Collagen supplements can also help support (connective) tissue repair after a workout. It helps support elasticity in tendons and joints. This, in turn, supports muscles to recover more efficiently after exercise.
Finally, collagen may have anti-inflammatory effects. This makes it an ideal choice for recovery and protection of joints and bones during intense workouts.
Collagen for elastic skin
Collagen is an important component of your skin. It plays a role in skin firming, elasticity and hydration. As you age, your body produces less collagen, leading to dry skin and the formation of wrinkles.
Taking extra collagen supplements can help slow the aging of your skin by reducing the appearance of wrinkles and dry skin.
These supplements not only provide an additional source of collagen for your skin, but also cause your body to produce more collagen itself.
Collagen also seems to have a strengthening effect on hair and nails.
Collagen for strong bones
Almost everyone knows that we should take calcium and vitamin D for strong bones and muscles.
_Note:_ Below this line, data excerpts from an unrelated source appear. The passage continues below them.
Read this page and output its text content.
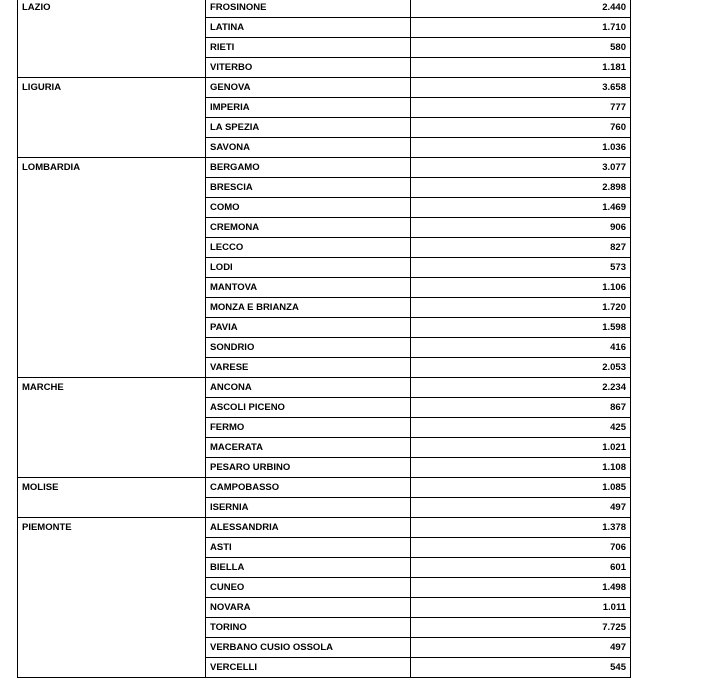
LAZIO	FROSINONE	2.440
	LATINA	1.710
	RIETI	580
	VITERBO	1.181
LIGURIA	GENOVA	3.658
	IMPERIA	777
	LA SPEZIA	760
	SAVONA	1.036
LOMBARDIA	BERGAMO	3.077
	BRESCIA	2.898
	COMO	1.469
	CREMONA	906
	LECCO	827
	LODI	573
	MANTOVA	1.106
	MONZA E BRIANZA	1.720
	PAVIA	1.598
	SONDRIO	416
	VARESE	2.053
MARCHE	ANCONA	2.234
	ASCOLI PICENO	867
	FERMO	425
	MACERATA	1.021
	PESARO URBINO	1.108
MOLISE	CAMPOBASSO	1.085
	ISERNIA	497
PIEMONTE	ALESSANDRIA	1.378
	ASTI	706
	BIELLA	601
	CUNEO	1.498
	NOVARA	1.011
	TORINO	7.725
	VERBANO CUSIO OSSOLA	497
	VERCELLI	545
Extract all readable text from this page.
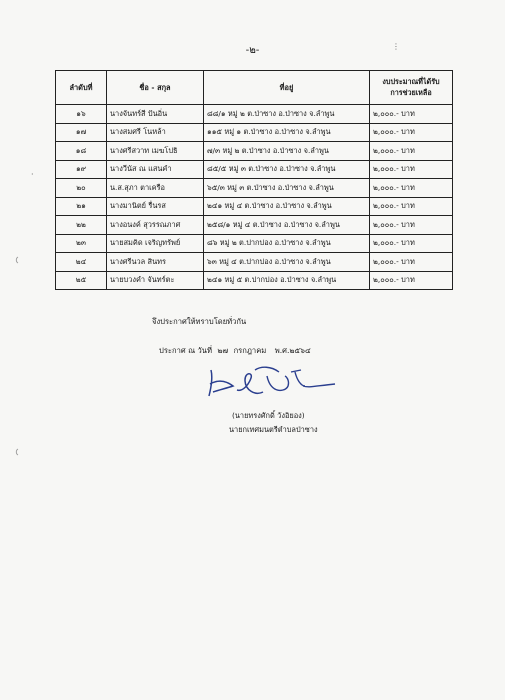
-๒-	⋮
·
ลำดับที่	ชื่อ - สกุล	ที่อยู่	งบประมาณที่ได้รับ
การช่วยเหลือ

๑๖	นางจันทร์สี ปันอิ่น	๘๘/๑ หมู่ ๒ ต.ป่าซาง อ.ป่าซาง จ.ลำพูน	๒,๐๐๐.- บาท
๑๗	นางสมศรี โนหล้า	๑๑๕ หมู่ ๑ ต.ป่าซาง อ.ป่าซาง จ.ลำพูน	๒,๐๐๐.- บาท
๑๘	นางศรีสวาท เมฆโปธิ	๗/๓ หมู่ ๒ ต.ป่าซาง อ.ป่าซาง จ.ลำพูน	๒,๐๐๐.- บาท
๑๙	นางวีนัส ณ แสนคำ	๘๕/๕ หมู่ ๓ ต.ป่าซาง อ.ป่าซาง จ.ลำพูน	๒,๐๐๐.- บาท
๒๐	น.ส.สุภา ตาเครือ	๖๕/๓ หมู่ ๓ ต.ป่าซาง อ.ป่าซาง จ.ลำพูน	๒,๐๐๐.- บาท
๒๑	นางมานิตย์ รื่นรส	๒๔๑ หมู่ ๔ ต.ป่าซาง อ.ป่าซาง จ.ลำพูน	๒,๐๐๐.- บาท
๒๒	นางอนงค์ สุวรรณภาศ	๒๕๘/๑ หมู่ ๔ ต.ป่าซาง อ.ป่าซาง จ.ลำพูน	๒,๐๐๐.- บาท
๒๓	นายสมคิด เจริญทรัพย์	๘๖ หมู่ ๒ ต.ปากบ่อง อ.ป่าซาง จ.ลำพูน	๒,๐๐๐.- บาท
๒๔	นางศรีนวล สินทร	๖๓ หมู่ ๔ ต.ปากบ่อง อ.ป่าซาง จ.ลำพูน	๒,๐๐๐.- บาท
๒๕	นายบวงคำ จันทร์ตะ	๒๔๑ หมู่ ๕ ต.ปากบ่อง อ.ป่าซาง จ.ลำพูน	๒,๐๐๐.- บาท
จึงประกาศให้ทราบโดยทั่วกัน
ประกาศ ณ วันที่ ๒๗ กรกฎาคม พ.ศ.๒๕๖๔
(นายทรงศักดิ์ วังอิยอง)
นายกเทศมนตรีตำบลป่าซาง
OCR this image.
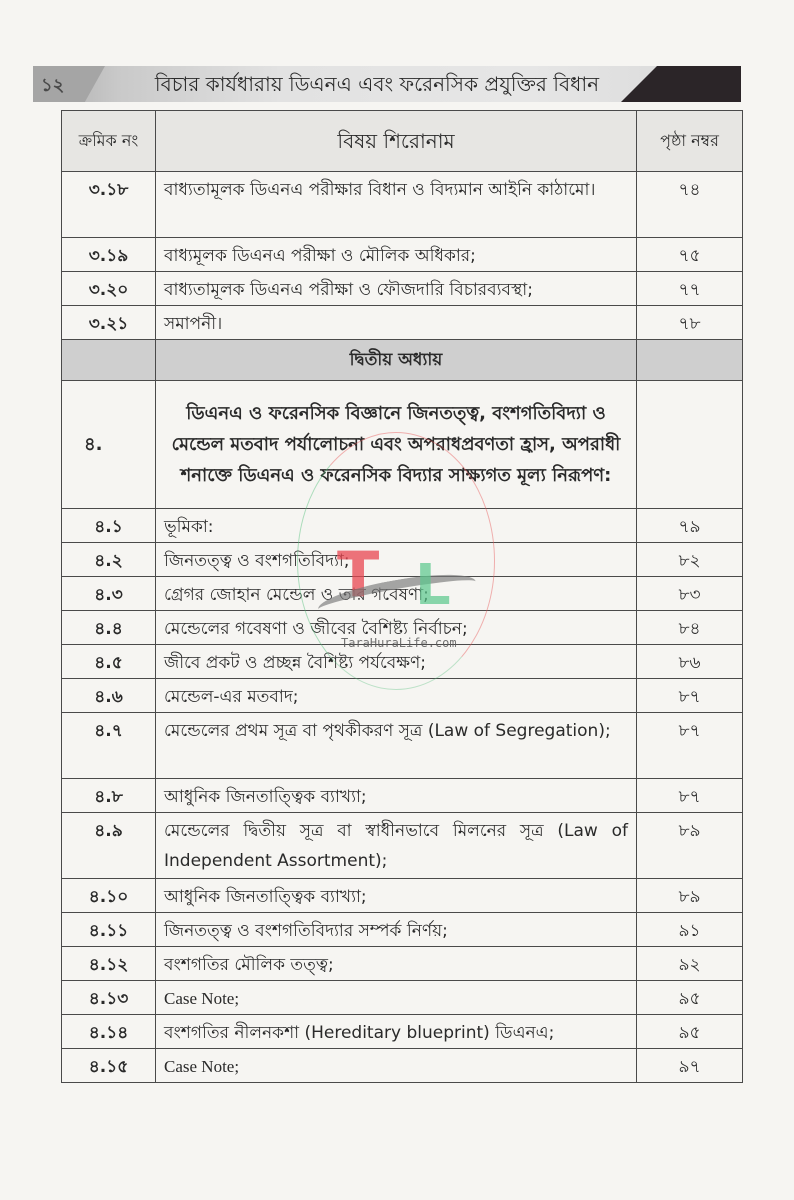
১২	বিচার কার্যধারায় ডিএনএ এবং ফরেনসিক প্রযুক্তির বিধান
ক্রমিক নং	বিষয় শিরোনাম	পৃষ্ঠা নম্বর
৩.১৮	বাধ্যতামূলক ডিএনএ পরীক্ষার বিধান ও বিদ্যমান আইনি কাঠামো।	৭৪
৩.১৯	বাধ্যমূলক ডিএনএ পরীক্ষা ও মৌলিক অধিকার;	৭৫
৩.২০	বাধ্যতামূলক ডিএনএ পরীক্ষা ও ফৌজদারি বিচারব্যবস্থা;	৭৭
৩.২১	সমাপনী।	৭৮
	দ্বিতীয় অধ্যায়	
৪.	ডিএনএ ও ফরেনসিক বিজ্ঞানে জিনতত্ত্ব, বংশগতিবিদ্যা ও মেন্ডেল মতবাদ পর্যালোচনা এবং অপরাধপ্রবণতা হ্রাস, অপরাধী শনাক্তে ডিএনএ ও ফরেনসিক বিদ্যার সাক্ষ্যগত মূল্য নিরূপণ:	
৪.১	ভূমিকা:	৭৯
৪.২	জিনতত্ত্ব ও বংশগতিবিদ্যা;	৮২
৪.৩	গ্রেগর জোহান মেন্ডেল ও তার গবেষণা;	৮৩
৪.৪	মেন্ডেলের গবেষণা ও জীবের বৈশিষ্ট্য নির্বাচন;	৮৪
৪.৫	জীবে প্রকট ও প্রচ্ছন্ন বৈশিষ্ট্য পর্যবেক্ষণ;	৮৬
৪.৬	মেন্ডেল-এর মতবাদ;	৮৭
৪.৭	মেন্ডেলের প্রথম সূত্র বা পৃথকীকরণ সূত্র (Law of Segregation);	৮৭
৪.৮	আধুনিক জিনতাত্ত্বিক ব্যাখ্যা;	৮৭
৪.৯	মেন্ডেলের দ্বিতীয় সূত্র বা স্বাধীনভাবে মিলনের সূত্র (Law of Independent Assortment);	৮৯
৪.১০	আধুনিক জিনতাত্ত্বিক ব্যাখ্যা;	৮৯
৪.১১	জিনতত্ত্ব ও বংশগতিবিদ্যার সম্পর্ক নির্ণয়;	৯১
৪.১২	বংশগতির মৌলিক তত্ত্ব;	৯২
৪.১৩	Case Note;	৯৫
৪.১৪	বংশগতির নীলনকশা (Hereditary blueprint) ডিএনএ;	৯৫
৪.১৫	Case Note;	৯৭
T L
TaraHuraLife.com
But did you know that collagen plays an important role here as well?
Your bones are composed mainly of collagen, which provides strength and structure. Not only does the collagen in your skin deteriorate with age, but the collagen in your bones also declines. This can lead to weak bones or even osteoporosis.
Some studies indicate that taking collagen can help prevent brittle bones and diseases such as osteoporosis. In conjunction with taking calcium and Vitamin D, you really have a formula for success here for strong bones!